The offense of which Estrada has been convicted, plunder, was described by the Senate version of the law as “the use of high office for personal enrichment, committed thru a series of acts done not in the public eye but in stealth and secrecy over a period of time…. The acts and/or omissions sought to be penalized do not involve simple cases of malversation of public funds, bribery, extortion, theft and graft but constitute plunder of an entire nation resulting in material damage to the national economy.”
The necessity for the Anti-Plunder Act (RA 7080) was thus explained by Supreme Court Justice Josue Belosillo in patriotic terms: plunder has to be punished because unrestrained corruption can “spread like a malignant tumor and ultimately consume the moral and institutional fiber of our nation.”
Some may argue that corruption in both the public and private spheres is way past spreading like a malignant tumor and has not only damaged most of the country’s institutions (the courts, the military, the police, the civil service, the media, even the Church), but has also made theft and cheating second nature among much of the population. But that’s just me–and several million others.
The Act was nevertheless clear in its intentions, and was presumably welcomed by those Filipinos who, at the time the law was passed (on July 12, 1991), had been wracking their brains trying to find some way of preventing the repetition of the looting the Marcos era was noted for.
That some of the country’s worst looters in the House and the Senate were among those who made the bill into law wasn’t a good sign, however. It suggested that, like most laws in this country, RA 7080 was not likely to get anyone but the small fry–or to go beyond the usual words, words, words.
But Estrada’s arrest in 2001 and subsequent trial for plunder was crucial because it marked two firsts: it was the first time a past president had been arrested for any offense, and the first time the plunder law was being used against such a personage. Hopes were up that, having shown the world that the government could arrest a former president, it would also proceed to demonstrate that it could try one fairly.

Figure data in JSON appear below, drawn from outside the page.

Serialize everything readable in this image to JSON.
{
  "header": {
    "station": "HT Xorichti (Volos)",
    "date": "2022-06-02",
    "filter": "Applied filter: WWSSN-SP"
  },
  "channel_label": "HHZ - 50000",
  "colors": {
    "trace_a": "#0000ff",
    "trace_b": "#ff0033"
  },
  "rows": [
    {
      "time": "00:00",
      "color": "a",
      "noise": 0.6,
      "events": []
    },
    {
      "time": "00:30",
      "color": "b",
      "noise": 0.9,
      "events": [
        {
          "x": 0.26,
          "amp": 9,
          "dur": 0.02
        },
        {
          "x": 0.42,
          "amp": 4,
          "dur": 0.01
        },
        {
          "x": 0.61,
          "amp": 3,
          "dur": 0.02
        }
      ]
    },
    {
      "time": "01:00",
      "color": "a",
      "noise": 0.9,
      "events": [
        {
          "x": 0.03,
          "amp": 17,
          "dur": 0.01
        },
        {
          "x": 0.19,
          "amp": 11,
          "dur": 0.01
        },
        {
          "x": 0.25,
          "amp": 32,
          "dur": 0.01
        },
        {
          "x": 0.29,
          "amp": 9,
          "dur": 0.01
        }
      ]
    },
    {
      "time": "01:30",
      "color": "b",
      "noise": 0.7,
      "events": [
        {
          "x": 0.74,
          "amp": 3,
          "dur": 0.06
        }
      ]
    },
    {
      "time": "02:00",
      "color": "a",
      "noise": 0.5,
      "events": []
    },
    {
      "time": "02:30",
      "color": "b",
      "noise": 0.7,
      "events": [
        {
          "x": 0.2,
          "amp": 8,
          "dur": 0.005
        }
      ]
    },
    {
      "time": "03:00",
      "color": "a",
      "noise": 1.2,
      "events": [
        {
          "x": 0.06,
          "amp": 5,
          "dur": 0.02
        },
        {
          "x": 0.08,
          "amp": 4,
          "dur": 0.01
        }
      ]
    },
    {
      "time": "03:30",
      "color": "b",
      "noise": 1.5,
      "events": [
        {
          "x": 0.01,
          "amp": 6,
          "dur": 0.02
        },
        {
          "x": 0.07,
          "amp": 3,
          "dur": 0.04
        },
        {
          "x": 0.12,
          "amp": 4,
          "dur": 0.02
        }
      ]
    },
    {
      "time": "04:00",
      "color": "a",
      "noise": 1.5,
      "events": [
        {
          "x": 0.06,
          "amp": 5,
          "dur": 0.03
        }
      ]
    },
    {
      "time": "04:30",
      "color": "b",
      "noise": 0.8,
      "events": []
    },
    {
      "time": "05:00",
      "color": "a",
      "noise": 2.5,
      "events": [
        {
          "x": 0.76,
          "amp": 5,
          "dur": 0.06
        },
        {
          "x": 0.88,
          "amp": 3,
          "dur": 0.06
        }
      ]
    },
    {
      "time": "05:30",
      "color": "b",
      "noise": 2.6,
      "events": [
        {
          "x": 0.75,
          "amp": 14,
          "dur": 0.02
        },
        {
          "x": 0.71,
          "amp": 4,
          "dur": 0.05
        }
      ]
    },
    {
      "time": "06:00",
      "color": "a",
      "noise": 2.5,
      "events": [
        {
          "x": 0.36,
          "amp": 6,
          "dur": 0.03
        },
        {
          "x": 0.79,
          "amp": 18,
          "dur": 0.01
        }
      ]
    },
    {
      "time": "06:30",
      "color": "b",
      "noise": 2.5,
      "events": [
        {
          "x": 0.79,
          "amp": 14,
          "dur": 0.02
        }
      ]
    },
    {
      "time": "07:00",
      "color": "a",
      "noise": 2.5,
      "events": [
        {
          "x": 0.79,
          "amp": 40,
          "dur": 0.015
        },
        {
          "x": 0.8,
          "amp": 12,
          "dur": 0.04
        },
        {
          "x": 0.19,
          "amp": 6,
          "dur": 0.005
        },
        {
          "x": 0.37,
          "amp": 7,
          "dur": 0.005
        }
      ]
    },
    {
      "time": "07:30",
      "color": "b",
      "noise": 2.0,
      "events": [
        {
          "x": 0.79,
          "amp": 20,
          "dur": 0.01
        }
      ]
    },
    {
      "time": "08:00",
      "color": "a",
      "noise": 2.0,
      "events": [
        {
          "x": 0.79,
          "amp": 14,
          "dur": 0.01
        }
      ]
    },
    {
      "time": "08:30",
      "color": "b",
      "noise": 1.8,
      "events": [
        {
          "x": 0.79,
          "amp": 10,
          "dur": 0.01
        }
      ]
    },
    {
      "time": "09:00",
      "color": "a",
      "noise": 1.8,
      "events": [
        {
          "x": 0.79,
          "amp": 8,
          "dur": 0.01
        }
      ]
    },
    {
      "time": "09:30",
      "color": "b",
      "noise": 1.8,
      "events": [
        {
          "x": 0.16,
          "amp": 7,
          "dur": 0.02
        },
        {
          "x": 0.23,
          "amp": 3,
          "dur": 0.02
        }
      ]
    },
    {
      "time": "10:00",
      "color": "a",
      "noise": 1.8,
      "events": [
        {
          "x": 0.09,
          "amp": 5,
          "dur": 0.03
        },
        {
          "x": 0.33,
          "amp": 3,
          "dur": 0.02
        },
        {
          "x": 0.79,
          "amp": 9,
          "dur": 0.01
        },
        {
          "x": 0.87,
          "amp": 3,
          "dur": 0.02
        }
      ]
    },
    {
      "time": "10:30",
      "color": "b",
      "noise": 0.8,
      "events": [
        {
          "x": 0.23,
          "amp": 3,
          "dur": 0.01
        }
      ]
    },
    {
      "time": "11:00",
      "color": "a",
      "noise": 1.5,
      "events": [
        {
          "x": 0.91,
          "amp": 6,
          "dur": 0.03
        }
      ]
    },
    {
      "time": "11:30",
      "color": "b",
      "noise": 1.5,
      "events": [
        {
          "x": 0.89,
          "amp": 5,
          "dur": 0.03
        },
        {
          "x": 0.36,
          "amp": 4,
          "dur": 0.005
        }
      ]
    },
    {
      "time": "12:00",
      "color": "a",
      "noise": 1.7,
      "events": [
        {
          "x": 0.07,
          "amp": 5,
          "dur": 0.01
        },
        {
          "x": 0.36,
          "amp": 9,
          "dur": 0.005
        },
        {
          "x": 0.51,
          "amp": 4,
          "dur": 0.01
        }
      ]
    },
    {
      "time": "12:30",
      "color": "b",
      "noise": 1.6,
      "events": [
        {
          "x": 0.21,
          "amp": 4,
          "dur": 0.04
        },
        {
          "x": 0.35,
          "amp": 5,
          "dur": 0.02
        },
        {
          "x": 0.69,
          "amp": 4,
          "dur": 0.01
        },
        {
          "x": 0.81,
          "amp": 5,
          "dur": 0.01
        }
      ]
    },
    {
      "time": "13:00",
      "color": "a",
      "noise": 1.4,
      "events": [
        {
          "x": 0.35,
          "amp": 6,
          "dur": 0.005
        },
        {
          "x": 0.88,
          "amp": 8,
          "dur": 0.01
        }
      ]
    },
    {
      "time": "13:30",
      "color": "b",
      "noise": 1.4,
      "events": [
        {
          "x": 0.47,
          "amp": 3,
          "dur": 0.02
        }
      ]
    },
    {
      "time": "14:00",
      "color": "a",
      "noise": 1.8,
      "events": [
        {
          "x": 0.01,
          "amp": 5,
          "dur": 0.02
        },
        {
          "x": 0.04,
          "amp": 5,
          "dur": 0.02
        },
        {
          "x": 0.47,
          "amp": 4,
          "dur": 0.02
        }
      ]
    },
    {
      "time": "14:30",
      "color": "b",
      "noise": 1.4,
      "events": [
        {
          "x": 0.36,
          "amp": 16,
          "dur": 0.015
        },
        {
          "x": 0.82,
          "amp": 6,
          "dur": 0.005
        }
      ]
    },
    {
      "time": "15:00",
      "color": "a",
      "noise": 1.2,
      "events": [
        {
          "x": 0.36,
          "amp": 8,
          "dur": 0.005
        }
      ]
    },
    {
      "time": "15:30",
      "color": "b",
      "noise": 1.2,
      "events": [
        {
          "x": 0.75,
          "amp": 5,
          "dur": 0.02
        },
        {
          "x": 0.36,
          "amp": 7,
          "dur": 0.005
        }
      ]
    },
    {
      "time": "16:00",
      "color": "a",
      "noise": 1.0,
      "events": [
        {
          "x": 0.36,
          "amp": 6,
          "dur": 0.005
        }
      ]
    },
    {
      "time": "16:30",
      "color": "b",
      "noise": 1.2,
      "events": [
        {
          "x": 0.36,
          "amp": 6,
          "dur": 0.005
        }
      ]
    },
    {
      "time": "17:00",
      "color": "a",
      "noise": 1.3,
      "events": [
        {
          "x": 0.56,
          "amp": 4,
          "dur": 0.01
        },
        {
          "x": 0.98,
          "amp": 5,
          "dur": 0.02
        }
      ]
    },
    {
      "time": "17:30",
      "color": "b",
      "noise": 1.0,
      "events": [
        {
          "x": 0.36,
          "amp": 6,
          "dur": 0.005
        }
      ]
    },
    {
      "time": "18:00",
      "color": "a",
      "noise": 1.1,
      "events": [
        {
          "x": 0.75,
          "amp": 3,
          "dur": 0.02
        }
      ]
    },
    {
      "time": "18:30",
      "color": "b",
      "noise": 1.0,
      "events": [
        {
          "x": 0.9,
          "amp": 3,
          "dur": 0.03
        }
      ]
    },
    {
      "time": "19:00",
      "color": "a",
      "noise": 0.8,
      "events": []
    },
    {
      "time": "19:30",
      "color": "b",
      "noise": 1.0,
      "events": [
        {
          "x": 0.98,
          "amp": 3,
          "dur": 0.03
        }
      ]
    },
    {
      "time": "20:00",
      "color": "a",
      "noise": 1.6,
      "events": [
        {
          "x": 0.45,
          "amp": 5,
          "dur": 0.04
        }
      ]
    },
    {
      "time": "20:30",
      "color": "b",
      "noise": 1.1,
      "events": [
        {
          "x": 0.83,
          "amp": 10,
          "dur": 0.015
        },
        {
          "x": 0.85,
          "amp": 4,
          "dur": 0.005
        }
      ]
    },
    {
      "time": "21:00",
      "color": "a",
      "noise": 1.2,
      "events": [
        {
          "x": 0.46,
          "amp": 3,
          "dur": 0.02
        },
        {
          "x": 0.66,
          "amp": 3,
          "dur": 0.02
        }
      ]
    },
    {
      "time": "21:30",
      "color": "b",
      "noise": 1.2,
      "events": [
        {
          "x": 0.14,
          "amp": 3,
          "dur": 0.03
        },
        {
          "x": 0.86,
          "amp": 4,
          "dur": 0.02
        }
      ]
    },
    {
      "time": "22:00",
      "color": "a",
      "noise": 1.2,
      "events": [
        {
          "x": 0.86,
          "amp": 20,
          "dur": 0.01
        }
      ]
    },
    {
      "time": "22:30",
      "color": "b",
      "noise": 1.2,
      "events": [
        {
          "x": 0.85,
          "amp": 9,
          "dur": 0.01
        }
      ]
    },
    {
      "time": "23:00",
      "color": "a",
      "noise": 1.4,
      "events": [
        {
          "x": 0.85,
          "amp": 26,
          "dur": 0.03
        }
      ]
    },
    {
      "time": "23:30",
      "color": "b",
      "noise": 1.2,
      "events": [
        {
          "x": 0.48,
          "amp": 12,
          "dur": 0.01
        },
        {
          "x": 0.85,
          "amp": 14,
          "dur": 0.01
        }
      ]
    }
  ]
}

But the new government–the beneficiary of Estrada’s ouster in January that year–had itself been resisting Estrada’s arrest, having accurately predicted that it could lead to the rioting that erupted in metro Manila in late April that year.
To mix metaphors: already comfortably ensconced in Malacanang, Arroyo (the glory, not the joker) didn’t want anything to rock the boat, and saw a plunder trial as providing the Estrada forces a host of opportunities to do precisely that as, like many other trials, it stretched on into infinity. Except that there were all these civil society, church and other groups that were insisting on arresting Estrada and charging him with plunder among other offenses to the law, taste, and plain good manners.